How to Deliver What Grocery Shoppers Want

July 31, 2017

The war to win grocery shoppers is on. The battlefield is crowded with challenges like Amazon’s recent Whole Foods acquisition, rising demand for meal delivery services and growing online grocery shopping sales.

The grocers who deliver what shoppers want will win. We examine what grocery shoppers want and how to deliver those messages in this article.

What Grocery Shoppers Want

Today’s grocery shoppers want “a clear and honest experience with their food.” They look for grocers to be transparent about their quality standards and business practices, according to a recent report from the Food Marketing Institute.

The top four areas where shoppers want transparency:

  1. food and safety
  2. health and wellness
  3. food discovery
  4. closer connection to food

Being unable to find this information quickly and easily may cause a consumer to shop elsewhere. Findings from Blackhawk Engagement Solutions details the top reasons for store selection, which are:

  • low prices 70%
  • specific products/brands 59%
  • store location 48%
  • faster checkout 31%
  • store size 24%
  • organic/locally sourced section 21%

When consumers visit a grocery store’s Social Media sites, they are looking for recipes, to compare prices between brands, prices and sales, according to insights from Progressive Grocer.
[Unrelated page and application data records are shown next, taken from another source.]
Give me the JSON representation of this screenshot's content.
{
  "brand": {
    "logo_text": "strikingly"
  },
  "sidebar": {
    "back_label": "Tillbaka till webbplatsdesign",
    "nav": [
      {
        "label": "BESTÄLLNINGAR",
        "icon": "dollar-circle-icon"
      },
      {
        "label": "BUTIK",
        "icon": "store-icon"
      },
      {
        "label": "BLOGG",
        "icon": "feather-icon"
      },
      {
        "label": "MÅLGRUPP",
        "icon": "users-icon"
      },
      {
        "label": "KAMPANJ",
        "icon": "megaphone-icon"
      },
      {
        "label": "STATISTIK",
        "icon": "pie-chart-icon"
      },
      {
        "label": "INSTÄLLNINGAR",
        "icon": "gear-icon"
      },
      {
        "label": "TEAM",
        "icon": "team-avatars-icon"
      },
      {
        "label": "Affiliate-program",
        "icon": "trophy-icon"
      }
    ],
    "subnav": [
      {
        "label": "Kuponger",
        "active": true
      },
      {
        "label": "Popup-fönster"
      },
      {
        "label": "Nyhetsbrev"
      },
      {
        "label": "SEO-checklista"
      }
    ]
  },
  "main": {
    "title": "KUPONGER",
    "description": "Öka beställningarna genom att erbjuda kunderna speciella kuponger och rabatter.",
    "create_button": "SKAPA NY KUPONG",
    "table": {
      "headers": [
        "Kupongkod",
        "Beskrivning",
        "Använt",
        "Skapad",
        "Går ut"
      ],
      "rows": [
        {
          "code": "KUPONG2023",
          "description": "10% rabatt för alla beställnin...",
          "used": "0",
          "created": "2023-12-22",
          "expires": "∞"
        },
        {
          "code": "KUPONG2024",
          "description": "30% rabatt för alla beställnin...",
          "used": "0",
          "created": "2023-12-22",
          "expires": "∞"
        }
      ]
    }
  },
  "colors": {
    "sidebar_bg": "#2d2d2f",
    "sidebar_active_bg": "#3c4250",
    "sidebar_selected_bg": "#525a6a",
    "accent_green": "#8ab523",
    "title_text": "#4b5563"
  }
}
Key Point: Grocery shoppers want a lot of specific information to help them decide where they will spend their average of $107 per week during 1.6 weekly shopping trips, according to FoodDIVE. Finding effective ways to deliver this information is critical.

Tip: The leadership team should outline what specific information they want to share with customers. This outline can mandate what information should be shared on which channel.

Delivering those Wants

Most consumers—73%--are either “likely” or “very likely” to visit a brick-and-mortar store if they can find store information online, according to Business2Community. Yet only 12% of grocers have an omnichannel program in place, according to the 84th Annual Report of the Grocery Industry.

Omnichannel messaging means you are conveying consistent brand messaging across multiple channels so customers get the same experience no matter which channel they are using. Executing an effective omnichannel strategy that addresses wants is how to win customers.

The top reported three tools grocers use to engage with customers are:

  • Social Networks 92%.

Facebook, YouTube, Twitter, Pinterest and Instagram are the Social Media networks that supermarket shoppers prefer. Millennials use YouTube, Instagram and Snapchat the most, according to the US Supermarket Shopper Digital Update 2017.

  • Associate Feedback 82%

Leverage store associates to provide some of the transparency grocery shoppers want. Incorporate talking points about food safety, food products and where the store gets its food from into employee training.

  • Electronic Communications/Digital Surveys 56%

The majority of grocers use digital communications on a weekly basis. According to Dawn of the Digital Grocer, the most-used digital channels are:

email 57%

website 53%

mobile app 51%

in-store kiosk 46%

social media 45%

text 44%

Key Point: Grocers have quite an array of tools at their disposal with which to give customers “a clear and honest experience with their food.”

Tip: Allocate adequate resources to execute and maintain information distribution. It’s critical to share consistent messaging across all channels and monitor those channels. Consider hiring an agency with multichannel expertise.